Intel's stock jumped sharply after reports emerged that Apple is in talks to use Intel's chip manufacturing facilities, a deal that would mark a significant shift in how the industry's supply chains are structured.
Right now, only three companies on earth can make the most advanced chips that modern AI systems depend on: Taiwan's TSMC, South Korea's Samsung, and Intel. TSMC dominates this market, and Apple has been one of its biggest customers for years, relying on TSMC to produce the processors inside iPhones, Macs, and iPads.
Why This Deal Would Matter
If Apple were to move even a portion of its chip orders to Intel, it would be a landmark moment for Intel's foundry business, the division that manufactures chips for outside customers rather than just for Intel's own products. Intel has been investing heavily to build this business, but it has struggled to win major clients and has faced persistent questions about whether it can compete with TSMC on yield, speed, and reliability.
Landing Apple as a customer would immediately validate Intel's foundry ambitions in a way that no smaller contract could. Apple is widely considered the most demanding chip customer in the world. Its orders are enormous in volume, its quality requirements are extremely tight, and its design teams push manufacturing processes to their limits. If Intel can make chips for Apple, it signals to other potential customers that the foundry is genuinely competitive.

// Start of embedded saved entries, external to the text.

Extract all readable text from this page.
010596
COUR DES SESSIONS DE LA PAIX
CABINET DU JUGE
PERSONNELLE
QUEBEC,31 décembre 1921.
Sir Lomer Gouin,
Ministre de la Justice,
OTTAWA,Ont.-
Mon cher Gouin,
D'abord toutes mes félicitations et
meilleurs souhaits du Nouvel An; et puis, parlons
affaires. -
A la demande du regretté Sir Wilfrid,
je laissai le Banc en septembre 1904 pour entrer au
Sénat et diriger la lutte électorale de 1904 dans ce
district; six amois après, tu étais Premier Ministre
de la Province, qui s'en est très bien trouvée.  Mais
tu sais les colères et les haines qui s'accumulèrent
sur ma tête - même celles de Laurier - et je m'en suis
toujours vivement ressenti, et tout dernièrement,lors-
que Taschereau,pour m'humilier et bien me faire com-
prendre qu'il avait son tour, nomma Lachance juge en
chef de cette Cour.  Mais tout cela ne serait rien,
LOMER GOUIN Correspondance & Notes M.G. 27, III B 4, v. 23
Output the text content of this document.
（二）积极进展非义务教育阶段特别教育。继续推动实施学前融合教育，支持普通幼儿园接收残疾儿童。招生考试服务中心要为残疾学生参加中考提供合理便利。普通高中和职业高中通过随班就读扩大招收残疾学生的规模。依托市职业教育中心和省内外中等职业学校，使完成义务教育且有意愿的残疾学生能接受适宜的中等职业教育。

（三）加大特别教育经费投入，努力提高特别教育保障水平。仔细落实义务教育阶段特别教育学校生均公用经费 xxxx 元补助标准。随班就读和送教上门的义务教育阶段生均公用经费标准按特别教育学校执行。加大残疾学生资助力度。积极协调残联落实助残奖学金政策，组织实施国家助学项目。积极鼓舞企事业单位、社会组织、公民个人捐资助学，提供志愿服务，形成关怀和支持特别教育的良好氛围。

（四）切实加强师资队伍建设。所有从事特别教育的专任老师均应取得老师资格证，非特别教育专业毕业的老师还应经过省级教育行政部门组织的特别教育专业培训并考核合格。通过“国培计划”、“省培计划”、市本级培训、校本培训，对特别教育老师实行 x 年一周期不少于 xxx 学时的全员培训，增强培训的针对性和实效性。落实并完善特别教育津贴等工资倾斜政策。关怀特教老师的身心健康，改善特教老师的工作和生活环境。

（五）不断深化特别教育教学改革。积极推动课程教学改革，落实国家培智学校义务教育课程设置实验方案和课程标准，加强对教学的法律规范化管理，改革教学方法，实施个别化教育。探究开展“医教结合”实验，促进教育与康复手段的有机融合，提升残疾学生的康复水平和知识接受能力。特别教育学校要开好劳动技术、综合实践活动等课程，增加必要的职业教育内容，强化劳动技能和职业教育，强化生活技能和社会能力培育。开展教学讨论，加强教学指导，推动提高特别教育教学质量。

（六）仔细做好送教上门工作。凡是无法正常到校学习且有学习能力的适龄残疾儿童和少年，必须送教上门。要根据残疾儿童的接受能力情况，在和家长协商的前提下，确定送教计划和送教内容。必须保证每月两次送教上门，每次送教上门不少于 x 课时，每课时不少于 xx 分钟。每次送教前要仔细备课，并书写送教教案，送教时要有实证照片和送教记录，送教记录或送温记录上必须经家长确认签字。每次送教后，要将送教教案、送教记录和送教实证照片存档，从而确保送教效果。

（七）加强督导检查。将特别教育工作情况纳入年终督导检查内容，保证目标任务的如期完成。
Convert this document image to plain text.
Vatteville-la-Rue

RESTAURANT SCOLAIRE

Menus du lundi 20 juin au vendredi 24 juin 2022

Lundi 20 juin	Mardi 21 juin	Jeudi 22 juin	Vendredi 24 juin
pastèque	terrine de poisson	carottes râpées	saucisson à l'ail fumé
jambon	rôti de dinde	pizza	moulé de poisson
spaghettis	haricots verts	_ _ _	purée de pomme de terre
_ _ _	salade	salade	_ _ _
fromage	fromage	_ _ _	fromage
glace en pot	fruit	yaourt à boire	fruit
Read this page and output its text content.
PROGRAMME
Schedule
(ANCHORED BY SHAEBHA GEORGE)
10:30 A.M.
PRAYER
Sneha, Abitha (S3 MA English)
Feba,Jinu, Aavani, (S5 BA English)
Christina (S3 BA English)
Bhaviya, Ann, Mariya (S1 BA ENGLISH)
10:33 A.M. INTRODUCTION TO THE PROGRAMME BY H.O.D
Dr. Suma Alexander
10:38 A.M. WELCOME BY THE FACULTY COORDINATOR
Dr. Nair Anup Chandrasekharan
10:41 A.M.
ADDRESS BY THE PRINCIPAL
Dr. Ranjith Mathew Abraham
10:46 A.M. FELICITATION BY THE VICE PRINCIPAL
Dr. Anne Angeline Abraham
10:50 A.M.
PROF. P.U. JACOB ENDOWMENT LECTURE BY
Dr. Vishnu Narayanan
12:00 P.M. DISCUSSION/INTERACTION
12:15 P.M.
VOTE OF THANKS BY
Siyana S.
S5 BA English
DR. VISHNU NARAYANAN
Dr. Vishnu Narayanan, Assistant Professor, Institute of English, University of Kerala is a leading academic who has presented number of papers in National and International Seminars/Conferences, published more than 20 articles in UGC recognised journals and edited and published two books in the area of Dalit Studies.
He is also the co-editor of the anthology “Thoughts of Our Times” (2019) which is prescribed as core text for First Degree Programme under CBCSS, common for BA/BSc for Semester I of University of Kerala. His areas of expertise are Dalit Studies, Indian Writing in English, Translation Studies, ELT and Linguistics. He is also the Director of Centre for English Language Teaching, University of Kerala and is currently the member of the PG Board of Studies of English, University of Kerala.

The Bigger Strategic Picture
The timing connects to a broader geopolitical shift. The United States has been pushing hard to reduce dependence on TSMC, which is based in Taiwan, a source of supply-chain risk given tensions in the region. The CHIPS Act directed tens of billions of dollars toward building advanced semiconductor capacity on American soil, with Intel among the primary beneficiaries. An Apple-Intel deal would directly serve that goal, routing a major portion of global chip demand through a US-based manufacturer.
For Intel, the commercial logic is just as important. Its core business of designing and selling its own processors has been under intense pressure from AMD and Arm-based competitors. The foundry pivot is Intel's strategic bet on a second revenue engine, one that does not depend on winning the processor design race.
The key things to watch now: whether any deal is confirmed and at what scale, which specific chip generations Intel would produce for Apple, and whether this accelerates similar moves by other Apple suppliers to diversify away from TSMC.